Too bad their husbands are violating the female's faith or else this group would eventually become extinct. I don't know though, there always seems to be a certain percentage of the population that is really crazy and not just acting. Perhaps a new group needs to save the "rescuers" from believing in superstitions and feeling a need that others must share in their beliefs or else they are all unclean prostitutes. This reminds me of stories of whole primitive villages believing the voodoo witch doctors have magical powers. I guess some people's faith is misguiding them like this.
Book Guy
18 years ago
AN: fair enough about the $5 piece of evidence. The jury remains out, but it makes ya wanna go ... "Hmm" ...
AbbieNormal
18 years ago
I doubt the troll in question is a crusading minister in disguise. As I recall his biggest complaint was that LD's cost more than $5, although the "real name" and "she isn't really your friend" bits are ammusing.
chandler
18 years ago
Book Guy: I heard that story yesterday on the public radio program Marketplace. Of course, since it involved prostitution they promoted the shit out of it all day, so I wasn't about to miss it. Some of the rhetoric of the "rescuers" reminded me of phraseology I read from news stories about a Memphis prosecutor back in the late 90s when he was on a mission to put the strip clubs out of business, including identifying all strippers as prostitutes, with no qualification. It sounds like these fundamentalists and the legal authorities are reading from the same playbook.
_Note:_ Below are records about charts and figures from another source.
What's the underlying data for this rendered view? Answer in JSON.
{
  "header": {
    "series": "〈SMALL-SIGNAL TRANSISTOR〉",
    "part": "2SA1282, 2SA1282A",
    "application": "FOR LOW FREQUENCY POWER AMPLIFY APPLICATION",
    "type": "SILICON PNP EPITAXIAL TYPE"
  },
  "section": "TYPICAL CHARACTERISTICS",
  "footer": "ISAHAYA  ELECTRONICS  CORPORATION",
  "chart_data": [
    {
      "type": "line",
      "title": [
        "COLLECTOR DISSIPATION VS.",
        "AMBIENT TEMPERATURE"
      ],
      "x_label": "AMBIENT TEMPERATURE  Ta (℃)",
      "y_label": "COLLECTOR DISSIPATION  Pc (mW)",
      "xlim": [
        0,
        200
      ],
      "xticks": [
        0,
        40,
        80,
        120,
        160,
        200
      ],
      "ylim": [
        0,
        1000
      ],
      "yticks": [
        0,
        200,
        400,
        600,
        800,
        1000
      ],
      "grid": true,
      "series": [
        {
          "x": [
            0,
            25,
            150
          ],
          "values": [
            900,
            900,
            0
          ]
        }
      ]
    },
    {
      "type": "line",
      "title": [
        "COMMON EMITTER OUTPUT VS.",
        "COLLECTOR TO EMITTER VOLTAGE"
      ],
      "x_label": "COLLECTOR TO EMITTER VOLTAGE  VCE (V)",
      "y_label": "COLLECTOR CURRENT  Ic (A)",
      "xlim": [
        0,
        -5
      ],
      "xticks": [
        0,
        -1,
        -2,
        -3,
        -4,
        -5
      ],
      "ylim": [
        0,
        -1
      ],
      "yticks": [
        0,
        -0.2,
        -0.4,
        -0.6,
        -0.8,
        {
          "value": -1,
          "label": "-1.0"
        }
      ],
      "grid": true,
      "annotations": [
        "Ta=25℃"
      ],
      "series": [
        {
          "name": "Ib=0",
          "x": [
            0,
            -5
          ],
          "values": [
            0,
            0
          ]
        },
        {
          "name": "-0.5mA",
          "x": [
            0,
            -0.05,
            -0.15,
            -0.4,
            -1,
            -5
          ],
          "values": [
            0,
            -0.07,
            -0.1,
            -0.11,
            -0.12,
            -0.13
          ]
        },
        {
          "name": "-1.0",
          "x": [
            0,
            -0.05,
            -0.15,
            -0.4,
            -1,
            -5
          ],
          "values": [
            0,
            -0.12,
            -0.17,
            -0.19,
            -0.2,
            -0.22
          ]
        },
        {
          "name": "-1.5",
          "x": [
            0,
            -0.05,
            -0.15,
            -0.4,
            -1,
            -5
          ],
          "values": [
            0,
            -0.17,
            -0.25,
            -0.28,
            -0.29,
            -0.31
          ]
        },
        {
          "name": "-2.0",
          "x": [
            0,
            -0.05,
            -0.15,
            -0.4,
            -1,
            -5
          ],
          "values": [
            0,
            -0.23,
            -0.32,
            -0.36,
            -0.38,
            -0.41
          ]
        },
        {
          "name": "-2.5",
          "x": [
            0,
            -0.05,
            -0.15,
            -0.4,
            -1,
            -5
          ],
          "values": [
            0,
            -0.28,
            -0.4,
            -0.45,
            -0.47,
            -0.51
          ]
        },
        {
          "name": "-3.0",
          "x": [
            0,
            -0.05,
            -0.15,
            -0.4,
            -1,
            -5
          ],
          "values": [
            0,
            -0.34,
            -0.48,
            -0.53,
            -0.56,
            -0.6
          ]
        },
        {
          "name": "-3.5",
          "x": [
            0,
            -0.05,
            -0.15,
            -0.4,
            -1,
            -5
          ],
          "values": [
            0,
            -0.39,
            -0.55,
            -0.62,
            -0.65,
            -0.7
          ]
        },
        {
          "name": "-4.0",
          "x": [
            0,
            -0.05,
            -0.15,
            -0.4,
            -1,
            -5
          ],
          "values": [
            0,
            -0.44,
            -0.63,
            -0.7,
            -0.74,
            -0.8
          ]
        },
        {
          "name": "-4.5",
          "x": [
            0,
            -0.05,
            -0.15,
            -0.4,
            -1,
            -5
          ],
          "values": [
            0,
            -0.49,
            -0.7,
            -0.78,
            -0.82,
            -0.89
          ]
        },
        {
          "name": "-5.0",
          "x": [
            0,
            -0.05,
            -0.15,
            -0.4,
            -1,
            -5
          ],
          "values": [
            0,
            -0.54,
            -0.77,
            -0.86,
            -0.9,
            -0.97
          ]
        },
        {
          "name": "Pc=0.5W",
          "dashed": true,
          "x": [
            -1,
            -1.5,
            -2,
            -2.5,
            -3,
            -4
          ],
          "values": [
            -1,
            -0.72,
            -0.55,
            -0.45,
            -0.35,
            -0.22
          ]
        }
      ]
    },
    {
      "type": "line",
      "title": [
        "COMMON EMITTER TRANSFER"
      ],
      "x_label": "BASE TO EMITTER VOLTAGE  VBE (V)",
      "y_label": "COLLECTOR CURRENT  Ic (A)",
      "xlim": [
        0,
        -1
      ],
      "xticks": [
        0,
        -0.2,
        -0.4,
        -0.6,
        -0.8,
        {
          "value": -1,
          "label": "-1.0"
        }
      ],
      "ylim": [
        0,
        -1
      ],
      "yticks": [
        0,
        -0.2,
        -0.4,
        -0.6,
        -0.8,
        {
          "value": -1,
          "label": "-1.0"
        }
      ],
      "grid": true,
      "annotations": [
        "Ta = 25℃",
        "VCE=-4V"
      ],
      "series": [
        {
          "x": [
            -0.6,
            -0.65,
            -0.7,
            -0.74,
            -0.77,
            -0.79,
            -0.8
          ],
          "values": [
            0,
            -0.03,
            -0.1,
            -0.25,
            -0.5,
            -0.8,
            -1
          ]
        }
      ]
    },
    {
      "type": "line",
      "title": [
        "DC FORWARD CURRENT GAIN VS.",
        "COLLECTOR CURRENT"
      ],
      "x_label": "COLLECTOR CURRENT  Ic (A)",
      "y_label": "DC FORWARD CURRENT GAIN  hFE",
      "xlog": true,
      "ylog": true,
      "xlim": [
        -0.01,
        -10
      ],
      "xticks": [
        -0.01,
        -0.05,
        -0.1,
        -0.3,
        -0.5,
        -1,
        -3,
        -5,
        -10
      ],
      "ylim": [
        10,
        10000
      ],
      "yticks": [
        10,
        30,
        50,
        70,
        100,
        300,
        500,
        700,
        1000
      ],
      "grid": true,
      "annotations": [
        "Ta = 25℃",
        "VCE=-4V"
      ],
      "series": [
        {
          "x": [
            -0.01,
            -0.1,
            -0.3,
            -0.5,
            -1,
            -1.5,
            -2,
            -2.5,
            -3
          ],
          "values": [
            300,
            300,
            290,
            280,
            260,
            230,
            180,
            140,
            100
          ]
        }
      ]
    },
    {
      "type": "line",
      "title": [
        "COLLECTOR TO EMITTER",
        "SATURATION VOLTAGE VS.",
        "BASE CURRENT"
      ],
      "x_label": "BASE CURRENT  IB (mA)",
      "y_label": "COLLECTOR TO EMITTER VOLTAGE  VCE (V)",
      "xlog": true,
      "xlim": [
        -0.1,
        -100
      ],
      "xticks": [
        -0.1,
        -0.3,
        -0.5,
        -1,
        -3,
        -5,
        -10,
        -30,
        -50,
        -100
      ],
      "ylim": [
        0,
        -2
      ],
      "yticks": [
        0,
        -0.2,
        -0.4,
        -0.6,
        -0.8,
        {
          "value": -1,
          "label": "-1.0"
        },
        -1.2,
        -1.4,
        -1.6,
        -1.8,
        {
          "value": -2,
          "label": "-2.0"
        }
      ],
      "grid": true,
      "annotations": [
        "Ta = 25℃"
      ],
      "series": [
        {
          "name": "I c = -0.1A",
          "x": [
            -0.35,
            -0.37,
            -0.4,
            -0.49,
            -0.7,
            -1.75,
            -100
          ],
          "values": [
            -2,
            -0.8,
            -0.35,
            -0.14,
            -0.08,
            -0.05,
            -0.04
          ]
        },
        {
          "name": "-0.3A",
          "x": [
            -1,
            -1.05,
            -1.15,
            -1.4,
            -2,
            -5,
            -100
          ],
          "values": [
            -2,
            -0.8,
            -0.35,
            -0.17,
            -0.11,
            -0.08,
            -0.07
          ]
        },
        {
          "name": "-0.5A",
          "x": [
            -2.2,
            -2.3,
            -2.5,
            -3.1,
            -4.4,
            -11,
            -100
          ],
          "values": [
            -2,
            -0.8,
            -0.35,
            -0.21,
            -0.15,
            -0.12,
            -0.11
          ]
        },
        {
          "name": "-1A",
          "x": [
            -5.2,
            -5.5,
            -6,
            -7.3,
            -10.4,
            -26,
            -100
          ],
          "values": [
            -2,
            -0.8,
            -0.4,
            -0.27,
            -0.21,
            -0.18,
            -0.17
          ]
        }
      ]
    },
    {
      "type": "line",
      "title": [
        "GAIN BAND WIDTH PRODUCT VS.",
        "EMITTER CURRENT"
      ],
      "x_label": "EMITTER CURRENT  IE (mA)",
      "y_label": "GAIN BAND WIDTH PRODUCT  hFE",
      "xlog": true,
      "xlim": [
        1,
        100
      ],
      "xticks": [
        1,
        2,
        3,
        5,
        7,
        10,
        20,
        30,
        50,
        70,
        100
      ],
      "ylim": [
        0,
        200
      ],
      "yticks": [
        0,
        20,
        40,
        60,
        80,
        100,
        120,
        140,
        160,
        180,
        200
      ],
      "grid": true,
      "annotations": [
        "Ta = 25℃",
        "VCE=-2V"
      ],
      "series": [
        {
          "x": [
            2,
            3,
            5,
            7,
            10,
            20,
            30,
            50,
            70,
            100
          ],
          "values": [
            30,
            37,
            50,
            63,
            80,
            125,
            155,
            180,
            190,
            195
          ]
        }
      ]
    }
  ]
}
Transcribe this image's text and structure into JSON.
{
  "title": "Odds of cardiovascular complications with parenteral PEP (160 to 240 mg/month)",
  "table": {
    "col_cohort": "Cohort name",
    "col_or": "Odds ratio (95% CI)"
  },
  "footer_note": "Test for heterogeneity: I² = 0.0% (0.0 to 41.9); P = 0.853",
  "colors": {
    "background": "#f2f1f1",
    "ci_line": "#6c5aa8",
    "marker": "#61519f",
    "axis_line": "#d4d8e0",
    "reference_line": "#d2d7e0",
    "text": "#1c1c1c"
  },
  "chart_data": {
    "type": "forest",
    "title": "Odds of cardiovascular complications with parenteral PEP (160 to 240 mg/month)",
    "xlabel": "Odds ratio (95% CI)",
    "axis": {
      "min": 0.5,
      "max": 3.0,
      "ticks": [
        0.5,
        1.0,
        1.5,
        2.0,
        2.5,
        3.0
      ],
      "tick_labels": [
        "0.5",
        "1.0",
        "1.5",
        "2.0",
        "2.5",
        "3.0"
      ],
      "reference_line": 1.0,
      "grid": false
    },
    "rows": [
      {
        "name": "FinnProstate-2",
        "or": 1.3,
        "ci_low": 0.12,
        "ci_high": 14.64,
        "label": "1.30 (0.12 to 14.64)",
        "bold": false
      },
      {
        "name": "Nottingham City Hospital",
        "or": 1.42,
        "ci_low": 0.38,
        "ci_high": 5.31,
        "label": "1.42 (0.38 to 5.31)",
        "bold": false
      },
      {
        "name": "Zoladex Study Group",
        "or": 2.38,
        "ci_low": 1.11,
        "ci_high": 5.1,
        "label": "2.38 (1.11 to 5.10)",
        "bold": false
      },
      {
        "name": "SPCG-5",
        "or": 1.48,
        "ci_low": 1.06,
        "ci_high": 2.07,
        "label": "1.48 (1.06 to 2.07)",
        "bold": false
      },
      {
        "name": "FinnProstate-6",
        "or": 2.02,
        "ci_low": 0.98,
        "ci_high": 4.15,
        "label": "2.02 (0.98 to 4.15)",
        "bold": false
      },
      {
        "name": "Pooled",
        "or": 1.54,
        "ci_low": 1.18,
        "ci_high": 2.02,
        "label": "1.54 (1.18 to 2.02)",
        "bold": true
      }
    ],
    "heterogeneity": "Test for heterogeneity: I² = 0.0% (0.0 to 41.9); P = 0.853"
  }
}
I agree that the radio reporter was flagrantly irresponsible in passing on this moralistic bullshit whole cloth without challenge, questioning, or the least bit of journalistic integrity. However, I was not shocked, even to hear it on NPR. It's par for the course for mainsream reporting on vice issues. Also, I don't think Marketplace has the journalistic standards of the regular NPR shows (notwithstanding any political slant). It's more of a cheerleader for Wall Street, and there's always been a question of how much sway General Electric has over it. At any rate, Marketplace's general news features often strike me as a bit dubious.

The quote that I thought was most revealing was when the woman rescuer said that her faith taught her that there are parts of the body nobody should be allowed to touch, NOT EVEN YOURSELF. That's what it always comes down to for her kind. Women must remain under control, and they must never be allowed to control their own bodies. She went on to deride all the money strippers can earn and claim they'd be much better off AT A MINIMUM WAGE JOB. Ah, yes. Five bucks an hour flipping burgers, that'll keep them from being independent.

Of course, much was made of the horrors that prostitutes must endure from pimps. What a good reporter would have asked is whether vice laws ensure that the pimps will have their place in the business, just like drug laws perpetuate drug violence. Pity the hooker who gets "rescued" from the control of her pimp only to fall unto the spell of this charity. Talk about out of the frying pan into the fire.

By the way, this link has the full text of the story, an audio file and more:
http://marketplace.publicradio.org/shows…


Sorry, I haven't checked out the related links you mentioned.